A Texas-Sized Hailstone

Hail is one of those meteorological phenomena that is on the weird edge of the spectrum of weather. A storm rolls through, you hear the rumble of thunder and the crash of lightning and the patter of rain drumming on the roof and windows–and then suddenly the patter becomes a sharp, loud rattle because the rain has turned into hail. You look out your door to see what’s going on and are shocked to find that your patio and yard are covered with pea-sized icy pellets, even though the temperature is far about freezing.

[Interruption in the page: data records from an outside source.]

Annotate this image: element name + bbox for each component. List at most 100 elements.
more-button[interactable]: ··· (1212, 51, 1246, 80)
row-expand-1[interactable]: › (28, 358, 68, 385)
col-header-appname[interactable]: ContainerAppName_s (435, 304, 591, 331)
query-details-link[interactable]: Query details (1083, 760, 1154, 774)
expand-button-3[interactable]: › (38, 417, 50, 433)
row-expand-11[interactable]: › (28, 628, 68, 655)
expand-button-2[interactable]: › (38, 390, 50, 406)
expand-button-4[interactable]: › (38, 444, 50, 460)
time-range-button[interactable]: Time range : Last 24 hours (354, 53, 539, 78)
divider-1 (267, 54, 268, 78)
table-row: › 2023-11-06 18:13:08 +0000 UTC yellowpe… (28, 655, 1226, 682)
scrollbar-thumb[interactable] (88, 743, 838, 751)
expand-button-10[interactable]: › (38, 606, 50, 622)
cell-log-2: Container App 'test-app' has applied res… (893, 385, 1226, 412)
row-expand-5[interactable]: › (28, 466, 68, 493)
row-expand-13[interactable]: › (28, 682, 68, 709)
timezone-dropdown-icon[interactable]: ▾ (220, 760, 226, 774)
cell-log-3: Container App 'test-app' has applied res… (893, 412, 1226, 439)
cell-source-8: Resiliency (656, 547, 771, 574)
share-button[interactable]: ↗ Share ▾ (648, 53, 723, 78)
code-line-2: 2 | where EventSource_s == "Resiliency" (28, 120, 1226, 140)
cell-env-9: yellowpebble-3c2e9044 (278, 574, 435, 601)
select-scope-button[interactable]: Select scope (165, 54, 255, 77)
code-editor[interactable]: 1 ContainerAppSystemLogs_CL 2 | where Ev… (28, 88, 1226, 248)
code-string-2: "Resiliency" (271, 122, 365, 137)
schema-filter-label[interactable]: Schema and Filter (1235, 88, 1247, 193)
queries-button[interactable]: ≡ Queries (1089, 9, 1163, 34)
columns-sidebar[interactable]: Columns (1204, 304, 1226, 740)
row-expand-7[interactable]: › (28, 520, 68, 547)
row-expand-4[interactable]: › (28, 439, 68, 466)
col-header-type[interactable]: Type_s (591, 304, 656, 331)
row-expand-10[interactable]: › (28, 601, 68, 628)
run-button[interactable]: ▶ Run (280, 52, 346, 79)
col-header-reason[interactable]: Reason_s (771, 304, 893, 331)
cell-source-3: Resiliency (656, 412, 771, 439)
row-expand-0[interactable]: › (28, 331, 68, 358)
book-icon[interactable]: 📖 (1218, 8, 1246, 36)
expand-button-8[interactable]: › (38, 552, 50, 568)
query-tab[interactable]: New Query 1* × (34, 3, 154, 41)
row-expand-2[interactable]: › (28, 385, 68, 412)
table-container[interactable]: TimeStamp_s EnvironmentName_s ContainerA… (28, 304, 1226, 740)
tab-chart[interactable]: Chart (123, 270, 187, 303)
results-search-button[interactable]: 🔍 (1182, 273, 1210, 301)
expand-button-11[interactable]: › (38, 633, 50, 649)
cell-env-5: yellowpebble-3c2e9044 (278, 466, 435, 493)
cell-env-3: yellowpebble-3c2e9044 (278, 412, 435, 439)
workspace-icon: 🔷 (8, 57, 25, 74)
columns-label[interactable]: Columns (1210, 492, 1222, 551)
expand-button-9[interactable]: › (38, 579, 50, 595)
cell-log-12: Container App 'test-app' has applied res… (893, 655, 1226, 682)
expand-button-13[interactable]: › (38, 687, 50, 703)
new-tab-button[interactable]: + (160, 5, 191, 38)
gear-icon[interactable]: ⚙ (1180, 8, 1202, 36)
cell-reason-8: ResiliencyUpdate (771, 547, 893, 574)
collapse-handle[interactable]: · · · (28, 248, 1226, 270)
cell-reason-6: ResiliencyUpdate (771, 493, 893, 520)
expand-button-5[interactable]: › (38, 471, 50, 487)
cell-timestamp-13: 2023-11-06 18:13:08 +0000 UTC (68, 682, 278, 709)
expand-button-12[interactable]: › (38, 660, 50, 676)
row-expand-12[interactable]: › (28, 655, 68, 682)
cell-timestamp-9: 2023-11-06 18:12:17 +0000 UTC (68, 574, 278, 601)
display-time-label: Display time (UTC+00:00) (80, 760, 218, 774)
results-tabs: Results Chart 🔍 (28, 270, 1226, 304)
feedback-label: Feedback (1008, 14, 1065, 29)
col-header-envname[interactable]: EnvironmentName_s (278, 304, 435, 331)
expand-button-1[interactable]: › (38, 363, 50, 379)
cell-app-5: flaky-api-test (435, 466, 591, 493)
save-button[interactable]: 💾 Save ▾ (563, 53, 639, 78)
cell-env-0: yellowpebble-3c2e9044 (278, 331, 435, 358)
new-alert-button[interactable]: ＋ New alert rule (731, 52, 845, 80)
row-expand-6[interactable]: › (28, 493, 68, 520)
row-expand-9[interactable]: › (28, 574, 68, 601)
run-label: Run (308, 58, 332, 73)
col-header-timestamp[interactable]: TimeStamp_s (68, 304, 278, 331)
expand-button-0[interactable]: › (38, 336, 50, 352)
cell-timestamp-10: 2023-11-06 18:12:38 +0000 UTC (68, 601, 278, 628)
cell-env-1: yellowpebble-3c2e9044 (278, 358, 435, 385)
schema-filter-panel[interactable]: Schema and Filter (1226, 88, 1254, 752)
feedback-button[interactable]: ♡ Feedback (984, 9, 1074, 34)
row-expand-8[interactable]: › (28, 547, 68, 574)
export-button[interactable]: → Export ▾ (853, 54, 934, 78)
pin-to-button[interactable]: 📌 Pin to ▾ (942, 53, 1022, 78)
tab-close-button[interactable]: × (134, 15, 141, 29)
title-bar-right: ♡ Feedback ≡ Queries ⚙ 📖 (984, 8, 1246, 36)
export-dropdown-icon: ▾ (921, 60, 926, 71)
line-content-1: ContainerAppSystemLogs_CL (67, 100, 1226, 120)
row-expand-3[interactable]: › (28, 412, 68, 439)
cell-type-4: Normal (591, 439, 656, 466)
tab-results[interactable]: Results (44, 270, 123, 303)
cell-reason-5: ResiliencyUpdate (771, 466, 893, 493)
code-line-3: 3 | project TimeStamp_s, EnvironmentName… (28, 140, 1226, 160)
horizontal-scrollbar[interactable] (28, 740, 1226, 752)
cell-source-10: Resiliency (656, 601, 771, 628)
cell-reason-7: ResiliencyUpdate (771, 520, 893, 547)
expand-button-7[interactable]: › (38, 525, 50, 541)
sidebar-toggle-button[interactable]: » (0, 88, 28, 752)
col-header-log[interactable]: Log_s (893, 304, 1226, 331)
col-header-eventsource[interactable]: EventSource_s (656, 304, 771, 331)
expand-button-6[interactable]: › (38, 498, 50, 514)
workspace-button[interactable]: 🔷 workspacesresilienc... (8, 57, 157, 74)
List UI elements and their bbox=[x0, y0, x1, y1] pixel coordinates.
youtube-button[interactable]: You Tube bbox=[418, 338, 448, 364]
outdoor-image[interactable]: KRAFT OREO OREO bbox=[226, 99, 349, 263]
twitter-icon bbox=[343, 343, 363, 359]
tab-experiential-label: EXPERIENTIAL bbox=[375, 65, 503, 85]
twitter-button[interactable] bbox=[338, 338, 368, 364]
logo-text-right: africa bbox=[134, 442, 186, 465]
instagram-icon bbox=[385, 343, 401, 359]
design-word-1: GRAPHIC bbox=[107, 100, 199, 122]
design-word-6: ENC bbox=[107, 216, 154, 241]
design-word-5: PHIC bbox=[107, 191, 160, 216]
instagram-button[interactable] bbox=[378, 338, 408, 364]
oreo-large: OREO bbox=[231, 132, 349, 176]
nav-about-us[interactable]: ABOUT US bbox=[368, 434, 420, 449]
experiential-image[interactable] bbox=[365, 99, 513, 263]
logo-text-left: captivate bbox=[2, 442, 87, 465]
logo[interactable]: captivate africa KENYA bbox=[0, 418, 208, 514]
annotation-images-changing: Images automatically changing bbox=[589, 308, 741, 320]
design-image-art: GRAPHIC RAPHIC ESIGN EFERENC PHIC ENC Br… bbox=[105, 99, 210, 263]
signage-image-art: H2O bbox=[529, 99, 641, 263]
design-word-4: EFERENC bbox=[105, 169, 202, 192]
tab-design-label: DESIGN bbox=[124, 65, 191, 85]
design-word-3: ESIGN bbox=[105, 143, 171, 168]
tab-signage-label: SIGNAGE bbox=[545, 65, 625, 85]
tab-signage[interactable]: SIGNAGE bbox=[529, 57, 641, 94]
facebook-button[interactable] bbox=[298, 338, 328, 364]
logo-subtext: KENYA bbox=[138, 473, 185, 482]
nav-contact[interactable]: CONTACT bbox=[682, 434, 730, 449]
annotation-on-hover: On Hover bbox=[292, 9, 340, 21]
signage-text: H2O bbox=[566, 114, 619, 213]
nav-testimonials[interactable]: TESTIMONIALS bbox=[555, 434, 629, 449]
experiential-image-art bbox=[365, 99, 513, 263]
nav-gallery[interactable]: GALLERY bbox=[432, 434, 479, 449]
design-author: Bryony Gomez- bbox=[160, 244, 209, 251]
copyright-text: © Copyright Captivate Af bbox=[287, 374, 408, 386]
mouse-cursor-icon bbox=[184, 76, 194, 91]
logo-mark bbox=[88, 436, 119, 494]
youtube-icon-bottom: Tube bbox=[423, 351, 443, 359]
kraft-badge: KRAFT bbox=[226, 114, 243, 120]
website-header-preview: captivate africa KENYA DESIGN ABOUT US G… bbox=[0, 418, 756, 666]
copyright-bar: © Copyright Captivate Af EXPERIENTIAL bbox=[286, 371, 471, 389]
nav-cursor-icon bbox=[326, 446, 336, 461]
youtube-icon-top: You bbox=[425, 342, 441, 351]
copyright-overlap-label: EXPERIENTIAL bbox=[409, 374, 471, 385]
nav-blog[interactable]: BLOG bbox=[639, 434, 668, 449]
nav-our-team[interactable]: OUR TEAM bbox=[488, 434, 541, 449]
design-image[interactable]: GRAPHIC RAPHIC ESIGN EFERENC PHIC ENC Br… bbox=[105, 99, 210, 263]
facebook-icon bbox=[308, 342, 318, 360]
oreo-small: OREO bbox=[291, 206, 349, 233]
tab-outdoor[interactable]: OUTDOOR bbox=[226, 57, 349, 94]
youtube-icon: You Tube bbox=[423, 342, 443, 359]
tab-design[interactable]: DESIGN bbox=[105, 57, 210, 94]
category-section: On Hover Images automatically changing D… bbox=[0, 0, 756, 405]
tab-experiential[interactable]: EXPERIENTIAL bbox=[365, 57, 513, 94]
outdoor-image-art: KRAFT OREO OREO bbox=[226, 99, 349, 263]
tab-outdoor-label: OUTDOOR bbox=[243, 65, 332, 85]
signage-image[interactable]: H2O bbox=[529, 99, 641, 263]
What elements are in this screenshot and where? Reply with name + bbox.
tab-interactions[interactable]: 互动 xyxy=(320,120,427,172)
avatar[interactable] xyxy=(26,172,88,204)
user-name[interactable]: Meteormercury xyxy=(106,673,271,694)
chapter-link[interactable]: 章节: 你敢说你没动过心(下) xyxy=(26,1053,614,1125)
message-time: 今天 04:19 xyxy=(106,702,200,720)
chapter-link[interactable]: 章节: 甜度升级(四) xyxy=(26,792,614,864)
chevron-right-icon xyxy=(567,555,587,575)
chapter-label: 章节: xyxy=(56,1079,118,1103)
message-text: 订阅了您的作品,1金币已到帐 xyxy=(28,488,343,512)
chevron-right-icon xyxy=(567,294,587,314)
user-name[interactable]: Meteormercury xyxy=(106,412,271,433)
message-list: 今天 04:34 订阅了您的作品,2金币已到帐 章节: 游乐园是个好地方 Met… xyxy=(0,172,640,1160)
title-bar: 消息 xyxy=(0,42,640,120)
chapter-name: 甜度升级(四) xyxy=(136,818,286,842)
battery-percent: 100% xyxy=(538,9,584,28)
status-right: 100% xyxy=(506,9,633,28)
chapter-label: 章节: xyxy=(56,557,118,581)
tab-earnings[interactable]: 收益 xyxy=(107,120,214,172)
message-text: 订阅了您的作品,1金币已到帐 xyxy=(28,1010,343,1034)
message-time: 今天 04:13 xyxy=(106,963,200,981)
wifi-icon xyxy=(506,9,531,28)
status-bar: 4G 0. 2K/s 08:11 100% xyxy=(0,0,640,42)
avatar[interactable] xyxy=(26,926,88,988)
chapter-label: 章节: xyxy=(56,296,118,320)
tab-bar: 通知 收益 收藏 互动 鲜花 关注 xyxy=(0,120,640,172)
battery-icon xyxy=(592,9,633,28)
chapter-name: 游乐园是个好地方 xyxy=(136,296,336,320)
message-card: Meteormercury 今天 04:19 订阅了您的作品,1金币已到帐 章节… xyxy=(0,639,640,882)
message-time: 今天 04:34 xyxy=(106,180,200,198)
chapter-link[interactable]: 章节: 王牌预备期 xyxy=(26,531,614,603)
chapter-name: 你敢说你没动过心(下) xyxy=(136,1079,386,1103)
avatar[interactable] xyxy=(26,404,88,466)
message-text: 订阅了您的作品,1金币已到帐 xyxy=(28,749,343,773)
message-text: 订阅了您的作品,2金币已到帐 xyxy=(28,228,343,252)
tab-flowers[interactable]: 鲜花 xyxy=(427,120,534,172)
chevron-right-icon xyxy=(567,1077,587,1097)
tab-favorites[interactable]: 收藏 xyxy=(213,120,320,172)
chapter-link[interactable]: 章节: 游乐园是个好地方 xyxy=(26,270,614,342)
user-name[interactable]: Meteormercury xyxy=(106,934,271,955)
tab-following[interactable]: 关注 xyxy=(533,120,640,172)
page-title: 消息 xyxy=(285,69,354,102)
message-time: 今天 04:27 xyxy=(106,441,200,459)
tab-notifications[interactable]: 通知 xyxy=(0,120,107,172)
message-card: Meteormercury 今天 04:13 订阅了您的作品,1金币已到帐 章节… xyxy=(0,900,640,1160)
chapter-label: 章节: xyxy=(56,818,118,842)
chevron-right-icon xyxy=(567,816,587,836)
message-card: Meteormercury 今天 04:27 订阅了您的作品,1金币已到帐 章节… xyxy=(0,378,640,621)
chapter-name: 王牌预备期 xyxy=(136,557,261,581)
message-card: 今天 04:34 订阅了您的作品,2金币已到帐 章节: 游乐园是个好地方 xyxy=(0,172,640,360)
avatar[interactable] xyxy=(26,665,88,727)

What causes hail? The National Geographic explains:

“Hailstones are formed by layers of water attaching and freezing in a large¬†cloud. A frozen droplet begins to fall from a cloud during a storm, but is pushed back up into the cloud by a strong updraft of wind. When the hailstone is lifted, it hits liquid water droplets. Those droplets then freeze to the hailstone, adding another layer to it. The hailstone eventually falls to Earth when it becomes too heavy to remain in the cloud, or when the updraft stops or slows down.”

Even small hailstones can cause a lot of damage to cars and roofs, and really bad hailstorms can be deadly: the National Geographic piece linked above notes that 250 people were killed in a hailstorm in India in 1888. If you’ve been in a bad hailstorm, it’s not hard to see how that could happen. If you’re outside when baseball-sized chunks of solid ice start hurtling down from the skies and one of them has your name on it, there’s not much you can do about it.

All of this is to explain why I was interested when I saw this story this week about the hailstone, pictured above, that set the record for the largest recorded hailstone ever to fall in Texas. This whopper, which fell near Hondo, Texas on April 28, weighed in at a hefty 1.26 pounds and was at least the size of small football when it crashed through a tree on its way to the ground. Fortunately, it didn’t hit a house, car, animal, or person.

It just goes to show you that things are bigger in Texas. And it also shows you why, during the thunderstorm season on the Great Plains and Midwestern United States, you want to be sure not to be caught outside when a bad thunderstorm rolls through.